M CLAN – PARA NO VER EL FINAL

Crítica

Es preocupante que a día de hoy siga habiendo gente dentro del mundillo rockero que todavía no tenga claro que M CLAN es un ejemplo imprescindible (más allá de gustos) a la hora de explicar en qué consiste el rock cantado en castellano (lo mismo se podría aplicar a Ariel Rot). Desconozco por qué extraña razón todavía sigue habiendo personas que ponen en duda que M CLAN es una banda de rock con todas las letras.

Puede que uno de los motivos sea que la gente muchas veces saca conclusiones a la ligera, a través de argumentos que cojean y están salpicados de topicazos que desprenden un olor a bilis y a pataleo de adolescente (aunque el indignado esté ya crecidito). Y lo que es más grave: muchas veces esas mismas personas que ponen el grito en el cielo ni siquiera se han molestado en escuchar el disco en cuestión.

Lo que es evidente es que, desde la salida de Usar y tirar (un buen disco, le pese a quien le pese) y, sobre todo, de Sin enchufe, un sector de la opinión pública rockera le ha adjudicado a M CLAN una etiqueta (no carente de cierta inquina) que desde mi punto de vista es completamente injusta, inmadura, paleta y engañosa. ¿Acaso no es irresponsable y exagerado valorar la evolución de la banda centrándonos en Carolina?.

Seamos serios: la evolución musical de M CLAN no es comparable al caso de Dover (donde más que evolución hubo una cirugía estética musical en toda regla, independientemente de que, obviamente, es algo tan criticable como lícito).
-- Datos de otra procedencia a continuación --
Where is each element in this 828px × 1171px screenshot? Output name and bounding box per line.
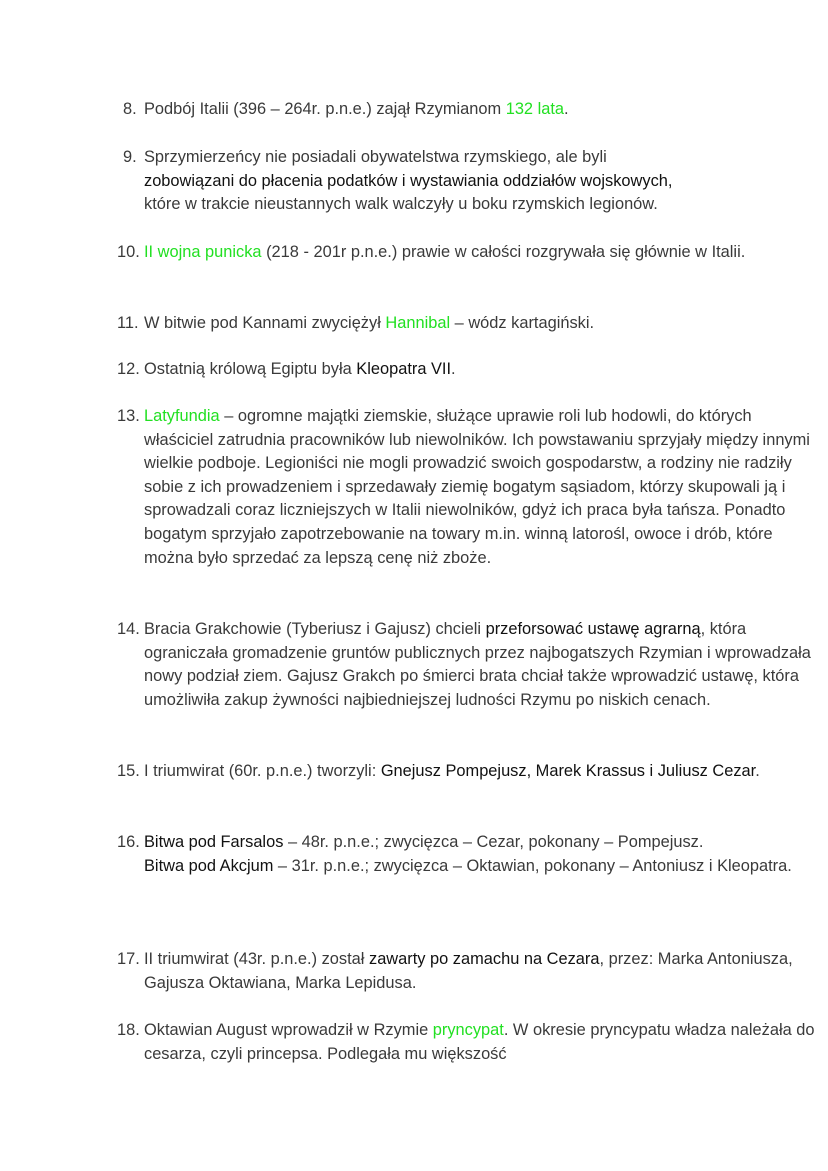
item-number: 14.: [117, 620, 140, 638]
list-item-8: [117, 98, 817, 122]
list-item-16: [117, 831, 817, 878]
item-text: Bitwa pod Farsalos – 48r. p.n.e.; zwycięzca – Cezar, pokonany – Pompejusz. Bitwa pod Akcjum – 31r. p.n.e.; zwycięzca – Oktawian, pokonany – Antoniusz i Kleopatra.: [144, 833, 792, 875]
item-number: 13.: [117, 407, 140, 425]
emphasis-text: Kleopatra VII: [356, 360, 452, 378]
item-text: Bracia Grakchowie (Tyberiusz i Gajusz) chcieli przeforsować ustawę agrarną, która ograniczała gromadzenie gruntów publicznych przez najbogatszych Rzymian i wprowadzała nowy podział ziem. Gajusz Grakch po śmierci brata chciał także wprowadzić ustawę, która umożliwiła zakup żywności najbiedniejszej ludności Rzymu po niskich cenach.: [144, 620, 811, 709]
item-text: II triumwirat (43r. p.n.e.) został zawarty po zamachu na Cezara, przez: Marka Antoniusza, Gajusza Oktawiana, Marka Lepidusa.: [144, 950, 793, 992]
item-text: Oktawian August wprowadził w Rzymie pryncypat. W okresie pryncypatu władza należała do cesarza, czyli princepsa. Podlegała mu większość: [144, 1021, 815, 1063]
item-number: 16.: [117, 833, 140, 851]
item-number: 15.: [117, 762, 140, 780]
item-number: 17.: [117, 950, 140, 968]
list-item-13: [117, 405, 817, 570]
emphasis-text: zobowiązani do płacenia podatków i wystawiania oddziałów wojskowych,: [144, 171, 673, 190]
highlight-green: II wojna punicka: [144, 243, 262, 261]
emphasis-text: Bitwa pod Akcjum: [144, 856, 274, 875]
item-text: Ostatnią królową Egiptu była Kleopatra VII.: [144, 360, 456, 378]
highlight-green: Latyfundia: [144, 407, 220, 425]
highlight-green: pryncypat: [432, 1021, 504, 1039]
item-number: 9.: [123, 148, 137, 166]
list-item-10: [117, 241, 817, 265]
highlight-green: 132 lata: [505, 100, 565, 118]
item-number: 10.: [117, 243, 140, 261]
emphasis-text: Bitwa pod Farsalos: [144, 833, 284, 851]
item-number: 8.: [123, 100, 137, 118]
item-text: Podbój Italii (396 – 264r. p.n.e.) zajął Rzymianom 132 lata.: [144, 100, 569, 118]
item-number: 18.: [117, 1021, 140, 1039]
highlight-green: Hannibal: [385, 314, 451, 332]
emphasis-text: zawarty po zamachu na Cezara: [369, 950, 600, 968]
list-item-18: [117, 1019, 817, 1066]
item-text: I triumwirat (60r. p.n.e.) tworzyli: Gnejusz Pompejusz, Marek Krassus i Juliusz Cezar.: [144, 762, 760, 780]
item-number: 11.: [117, 314, 139, 332]
list-item-17: [117, 948, 817, 995]
emphasis-text: Gnejusz Pompejusz, Marek Krassus i Juliusz Cezar: [380, 762, 756, 780]
item-text: W bitwie pod Kannami zwyciężył Hannibal – wódz kartagiński.: [144, 314, 595, 332]
item-number: 12.: [117, 360, 140, 378]
list-item-9: [117, 146, 817, 217]
emphasis-text: przeforsować ustawę agrarną: [485, 620, 701, 638]
item-text: Sprzymierzeńcy nie posiadali obywatelstwa rzymskiego, ale byli zobowiązani do płacenia podatków i wystawiania oddziałów wojskowych, które w trakcie nieustannych walk walczyły u boku rzymskich legionów.: [144, 148, 673, 214]
list-item-15: [117, 760, 817, 784]
list-item-11: [117, 312, 817, 336]
list-item-12: [117, 358, 817, 382]
item-text: II wojna punicka (218 - 201r p.n.e.) prawie w całości rozgrywała się głównie w Italii.: [144, 243, 746, 261]
item-text: Latyfundia – ogromne majątki ziemskie, służące uprawie roli lub hodowli, do których właściciel zatrudnia pracowników lub niewolników. Ich powstawaniu sprzyjały między innymi wielkie podboje. Legioniści nie mogli prowadzić swoich gospodarstw, a rodziny nie radziły sobie z ich prowadzeniem i sprzedawały ziemię bogatym sąsiadom, którzy skupowali ją i sprowadzali coraz liczniejszych w Italii niewolników, gdyż ich praca była tańsza. Ponadto bogatym sprzyjało zapotrzebowanie na towary m.in. winną latorośl, owoce i drób, które można było sprzedać za lepszą cenę niż zboże.: [144, 407, 810, 567]
list-item-14: [117, 618, 817, 712]
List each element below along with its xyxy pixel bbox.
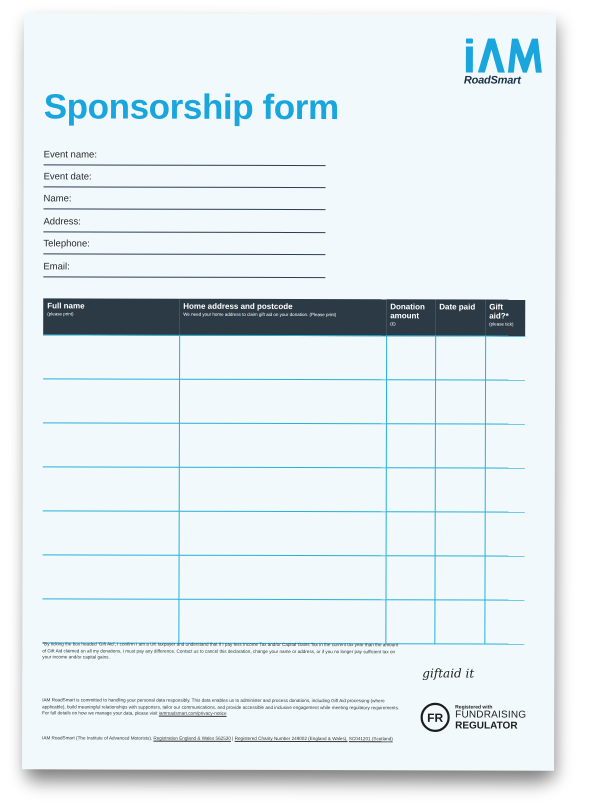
date-cell[interactable]	[434, 600, 484, 644]
privacy-notice: IAM RoadSmart is committed to handling your personal data responsibly. This data enables us to administer and process donations, including Gift Aid processing (where applicable), build meaningful relationships with supporters, tailor our communications, and provide accessible and inclusive engagement while meeting regulatory requirements. For full details on how we manage your data, please visit iamroadsmart.com/privacy-notice	[42, 697, 400, 716]
donation-cell[interactable]	[386, 336, 435, 380]
page-title: Sponsorship form	[43, 87, 339, 128]
gift-aid-cell[interactable]	[484, 600, 524, 644]
date-cell[interactable]	[435, 336, 485, 380]
name-field[interactable]: Name:	[43, 187, 325, 210]
donation-cell[interactable]	[386, 468, 435, 512]
col-date-paid: Date paid	[435, 299, 485, 336]
telephone-field[interactable]: Telephone:	[43, 232, 325, 255]
fundraising-regulator-badge-icon	[420, 702, 450, 732]
date-cell[interactable]	[435, 468, 485, 512]
table-row	[42, 555, 524, 600]
donation-cell[interactable]	[386, 380, 435, 424]
table-row	[43, 423, 525, 468]
privacy-link[interactable]: iamroadsmart.com/privacy-notice	[158, 710, 227, 716]
address-cell[interactable]	[179, 423, 386, 468]
gift-aid-logo: giftaid it	[422, 666, 475, 681]
email-field[interactable]: Email:	[43, 255, 325, 278]
col-donation-amount: Donation amount (£)	[386, 299, 435, 336]
event-name-field[interactable]: Event name:	[44, 143, 326, 166]
col-gift-aid: Gift aid?* (please tick)	[485, 300, 525, 337]
sponsorship-form-page	[22, 13, 556, 770]
fr-badge-text: FR	[427, 710, 444, 725]
donation-cell[interactable]	[386, 512, 435, 556]
date-cell[interactable]	[435, 512, 485, 556]
table-row	[43, 511, 525, 556]
col-full-name: Full name (please print)	[43, 298, 179, 335]
sponsor-table	[42, 298, 525, 644]
event-date-field[interactable]: Event date:	[44, 165, 326, 188]
address-cell[interactable]	[178, 599, 385, 644]
address-cell[interactable]	[179, 379, 386, 424]
gift-aid-declaration: *By ticking the box headed 'Gift Aid', I confirm I am a UK taxpayer and understand that if I pay less Income Tax and/or Capital Gains Tax in the current tax year than the amount of Gift Aid claimed on all my donations, I must pay any difference. Contact us to cancel this declaration, change your name or address, or if you no longer pay sufficient tax on your income and/or capital gains.	[42, 641, 399, 660]
full-name-cell[interactable]	[43, 511, 179, 555]
donation-cell[interactable]	[385, 600, 434, 644]
col-home-address: Home address and postcode We need your home address to claim gift aid on your donation. (Please print)	[179, 299, 386, 336]
table-row	[43, 467, 525, 512]
address-field[interactable]: Address:	[43, 210, 325, 233]
gift-aid-cell[interactable]	[485, 512, 525, 556]
donation-cell[interactable]	[385, 556, 434, 600]
gift-aid-cell[interactable]	[484, 556, 524, 600]
gift-aid-cell[interactable]	[485, 380, 525, 424]
full-name-cell[interactable]	[43, 335, 179, 379]
roadsmart-wordmark: RoadSmart	[463, 74, 521, 87]
date-cell[interactable]	[435, 380, 485, 424]
date-cell[interactable]	[434, 556, 484, 600]
table-row	[43, 379, 525, 424]
full-name-cell[interactable]	[43, 423, 179, 467]
table-header-row	[43, 298, 525, 336]
table-row	[42, 599, 524, 644]
full-name-cell[interactable]	[43, 379, 179, 423]
full-name-cell[interactable]	[43, 467, 179, 511]
registration-line: IAM RoadSmart (The Institute of Advanced Motorists). Registration England & Wales 562530 | Registered Charity Number 249002 (England & Wales), SC041201 (Scotland)	[42, 735, 393, 742]
donation-cell[interactable]	[386, 424, 435, 468]
gift-aid-cell[interactable]	[485, 336, 525, 380]
address-cell[interactable]	[179, 467, 386, 512]
address-cell[interactable]	[178, 555, 385, 600]
full-name-cell[interactable]	[42, 555, 178, 599]
date-cell[interactable]	[435, 424, 485, 468]
gift-aid-cell[interactable]	[485, 424, 525, 468]
gift-aid-cell[interactable]	[485, 468, 525, 512]
full-name-cell[interactable]	[42, 599, 178, 643]
fundraising-regulator-logo: Registered with FUNDRAISING REGULATOR	[455, 704, 527, 732]
table-row	[43, 335, 525, 380]
address-cell[interactable]	[179, 511, 386, 556]
address-cell[interactable]	[179, 335, 386, 380]
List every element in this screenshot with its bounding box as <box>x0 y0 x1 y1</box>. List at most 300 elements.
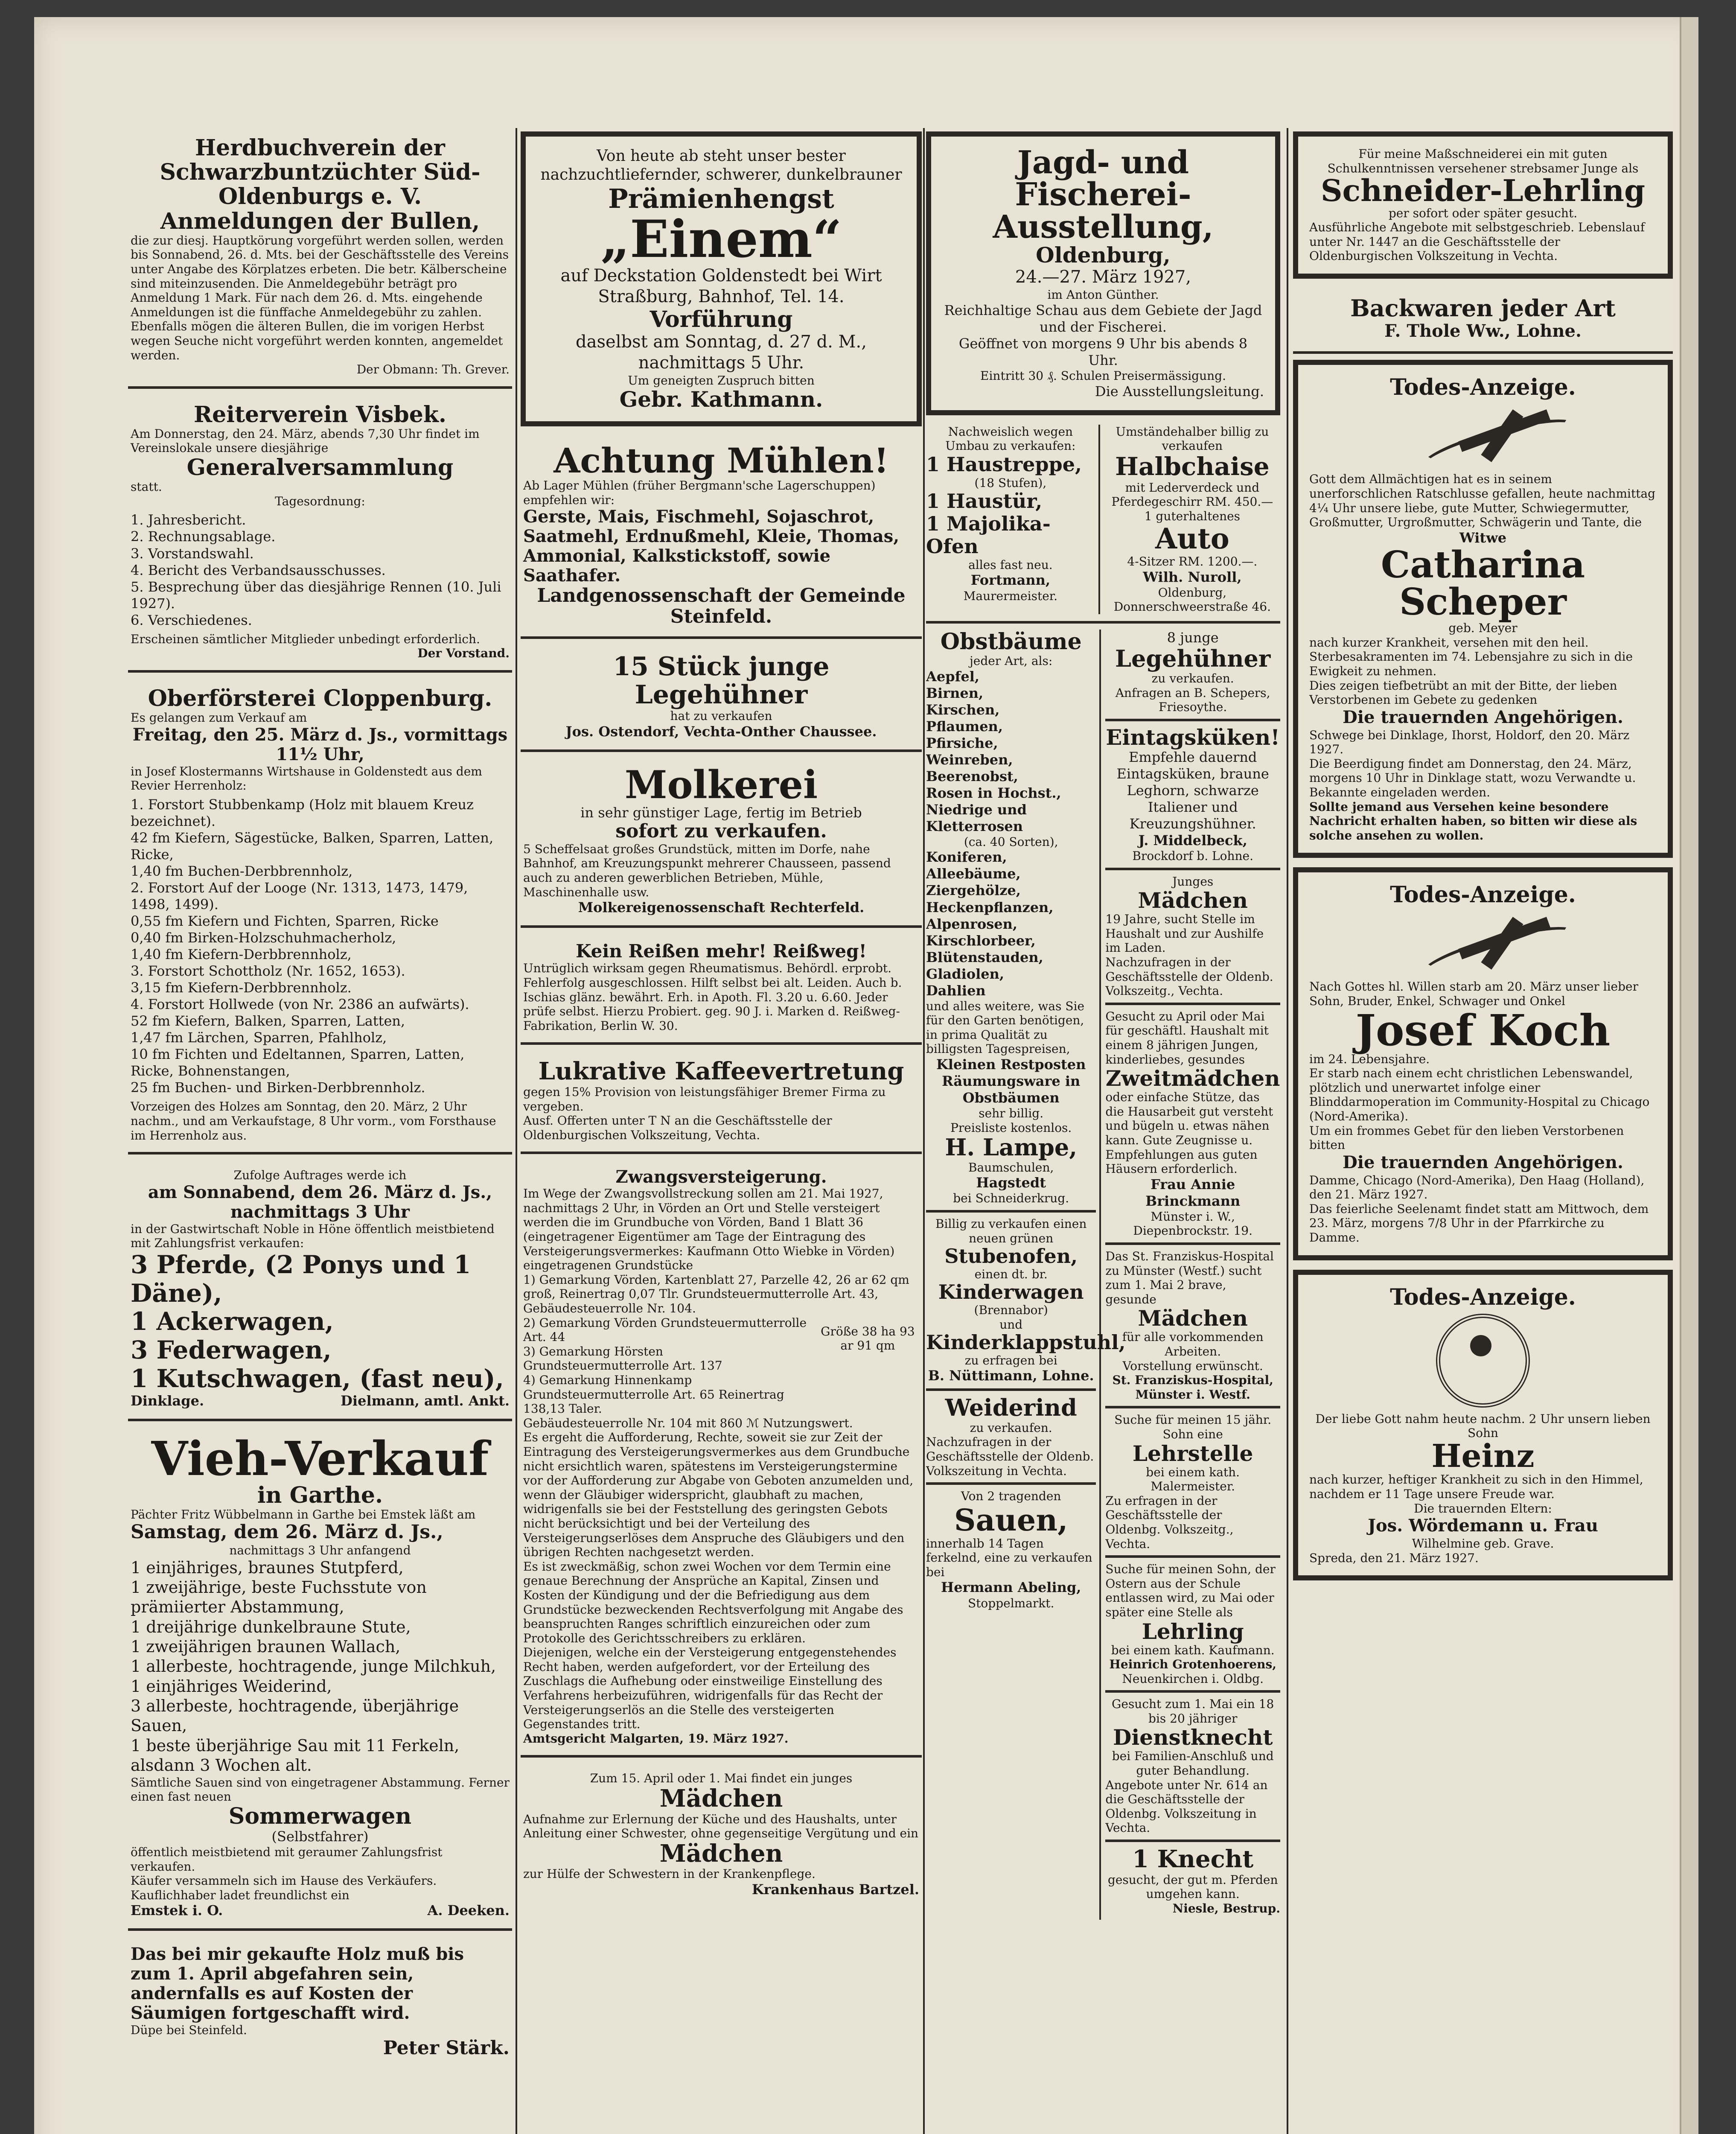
ad-title: Schneider-Lehrling <box>1320 173 1646 209</box>
lot-item: 1 zweijährige, beste Fuchsstute von prämiierter Abstammung, <box>131 1577 427 1617</box>
ad-headline: Vorführung <box>650 306 793 332</box>
lot-item: 1 einjähriges Weiderind, <box>131 1676 332 1696</box>
ad-dienstknecht <box>1105 1693 1280 1842</box>
ad-signature: Peter Stärk. <box>383 2037 510 2059</box>
ad-title: Vieh-Verkauf <box>151 1431 489 1487</box>
column-3-left <box>926 628 1126 1920</box>
ad-text: Zu erfragen in der Geschäftsstelle der Oldenbg. Volkszeitg., Vechta. <box>1105 1493 1234 1551</box>
notice-text: Witwe <box>1459 529 1507 546</box>
goods-item: Ziergehölze, <box>926 882 1021 899</box>
ad-place: Oldenburg, Donnerschweerstraße 46. <box>1113 585 1271 614</box>
ad-title: Sauen, <box>954 1502 1068 1538</box>
ad-title: Lehrstelle <box>1132 1440 1253 1466</box>
ad-subtitle: in Garthe. <box>257 1482 383 1508</box>
ad-text: gegen 15% Provision von leistungsfähiger Bremer Firma zu vergeben. <box>523 1084 886 1114</box>
ad-text: Diejenigen, welche ein der Versteigerung entgegenstehendes Recht haben, werden aufgefordert, vor der Erteilung des Zuschlags die Aufhebung oder einstweilige Einstellung des Verfahrens herbeizuführen, widrigenfalls für das Recht der Versteigerungserlös an die Stelle des versteigerten Gegenstandes tritt. <box>523 1645 897 1732</box>
notice-title: Todes-Anzeige. <box>1390 374 1576 401</box>
lot-item: 1,40 fm Kiefern-Derbbrennholz, <box>131 946 352 963</box>
lot-item: 1 einjähriges, braunes Stutpferd, <box>131 1558 404 1577</box>
ad-signature: Frau Annie Brinckmann <box>1145 1176 1241 1209</box>
lot-item: 3 Pferde, (2 Ponys und 1 Däne), <box>131 1250 471 1308</box>
ad-vieh-verkauf <box>128 1427 512 1931</box>
ad-signature: Fortmann, <box>970 572 1050 589</box>
ad-weiderind <box>926 1391 1096 1485</box>
ad-text: Von 2 tragenden <box>961 1489 1061 1504</box>
ad-text: (Selbstfahrer) <box>271 1828 369 1845</box>
ad-signature: Niesle, Bestrup. <box>1172 1901 1280 1915</box>
ad-place: Düpe bei Steinfeld. <box>131 2023 247 2038</box>
ad-time: nachmittags 3 Uhr anfangend <box>229 1543 411 1557</box>
ad-text: oder einfache Stütze, das die Hausarbeit gut versteht und bügeln u. etwas nähen kann. Gute Zeugnisse u. Empfehlungen aus guten Häusern erforderlich. <box>1105 1090 1273 1176</box>
goods-item: Koniferen, <box>926 849 1007 866</box>
ad-title: Prämienhengst <box>608 183 834 214</box>
ad-goods: Gerste, Mais, Fischmehl, Sojaschrot, Saatmehl, Erdnußmehl, Kleie, Thomas, Ammonial, Kalkstickstoff, sowie Saathafer. <box>523 507 900 586</box>
ad-halbchaise <box>1104 425 1280 614</box>
ad-praemienhengst <box>521 131 922 426</box>
ad-title: Obstbäume <box>940 628 1082 655</box>
ad-text: Es ist zweckmäßig, schon zwei Wochen vor dem Termin eine genaue Berechnung der Ansprüche an Kapital, Zinsen und Kosten der Kündigung und der die Befriedigung aus dem Grundstücke bezweckenden Rechtsverfolgung mit Angabe des beanspruchten Ranges schriftlich einzureichen oder zum Protokolle des Gerichtsschreibers zu erklären. <box>523 1559 903 1645</box>
ad-title: Molkerei <box>624 762 818 808</box>
notice-signature: Die trauernden Angehörigen. <box>1343 1152 1623 1172</box>
ad-place: Brockdorf b. Lohne. <box>1132 849 1253 863</box>
ad-herdbuchverein <box>128 128 512 389</box>
ad-title: Mädchen <box>659 1839 783 1868</box>
ad-place: Stoppelmarkt. <box>967 1596 1054 1610</box>
ad-text: hat zu verkaufen <box>670 708 772 723</box>
column-1 <box>128 128 512 2134</box>
ad-text: Das St. Franziskus-Hospital zu Münster (Westf.) sucht zum 1. Mai 2 brave, gesunde <box>1105 1249 1274 1306</box>
angel-icon <box>1436 1314 1530 1408</box>
ad-text: und alles weitere, was Sie für den Garten benötigen, in prima Qualität zu billigsten Tagespreisen, <box>926 999 1085 1056</box>
ad-subtitle: Oldenburg, <box>1036 242 1171 268</box>
ad-title: Stubenofen, <box>944 1245 1078 1268</box>
lot-item: 1 Ackerwagen, <box>131 1307 334 1336</box>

Los murcianos jamás se han desmarcado de su honesta  y rockera propuesta inicial; tan sólo la han matizado y pulido (y muy bien, por cierto).

Es por eso que me molesta especialmente el trato que M CLAN recibe de ese pequeño pero ruidoso sector, más allá de que sea una banda que no tiene nada que demostrar. Sinceramente, se me hace imposible creer que alguien que haya escuchado Memorias de un espantapájaros (su anterior trabajo, publicado en 2008) pueda estar hablando en serio cuando afirma con contundencia que esta banda «se ha vendido», puesto que estamos hablando de un trabajo que, al igual que este Para no ver el final, no creo que encaje ni de lejos dentro del estereotipo del oyente medio de los 40 Principales. Y sí, lo confieso, me parece vergonzoso que a estas alturas del partido haya que seguir explicándolo (y sin entrar en Defectos Personales y La Sopa Fría, que se encuentran muy lejos de ser discos malos).

Para no ver el final es, ante todo, un disco que desprende una innegable enjundia musical. Carlos Tarque (posiblemente la mejor voz en activo del rock español) y Ricardo Ruipérez han facturado un disco cuyo equilibrio está sustentado en el buen criterio a la hora de saber reinventarse (sin caer en el error de jugar a lo que no se sabe jugar) con una dosis milimétricamente medida de matices (y subrayo lo de matices) soul a través de una sección de vientos que, lejos de quedar forzada, le aporta al disco una elegancia que se aprecia con nitidez.

Y es que elegancia es la palabra perfecta para resumir este trabajo, en el que vuelve a dejar huella el siempre bienvenido Carlos Raya. Y dicha elegancia no sólamente es consecuencia de esos (relativamente) nuevos matices. Temas como Hasta que se acostumbre a la oscuridad, Desesperación por verte o Se hizo de noche cuando te conocí (con todas las papeletas para, a simple vista, ser etiquetados como los más densos del disco) también tienen una altísima cuota de culpa de que el resultado final esté tan bien compensado.

El primero está dotado de una preciosa letra y de una calidad musical incontestable; el segundo nos atrapa con una atmósfera tan gris y angustiante como adictiva, y el tercero es un exquisito blues con momentos realmente espectaculares que suponen una verdadera lección de cómo ejecutar un tema con intensidad y maestría. Y es que escuchar este disco no es sinónimo de subirte a una montaña rusa en la que la irregularidad desluce el resultado global.

Para no ver el final, Ahora y Carrusel pueden ser tres ejemplos a la hora de señalar los temas que, sin renunciar a la bases rockeras, beben de las ya mencionadas fuentes del Soul, mientras que Calle sin luz y la optimista Basta de Blues podrían ser consideradas como las canciones más “estándar” y convencionales del disco, que concluye con  Gracias por los días que vendrán. Mención aparte se merece Me voy a dejar llevar, que si bien también se sitúa dentro de los mismos parámetros generales de otras composiciones souleras del disco, tiene algo que la diferencia claramente del resto.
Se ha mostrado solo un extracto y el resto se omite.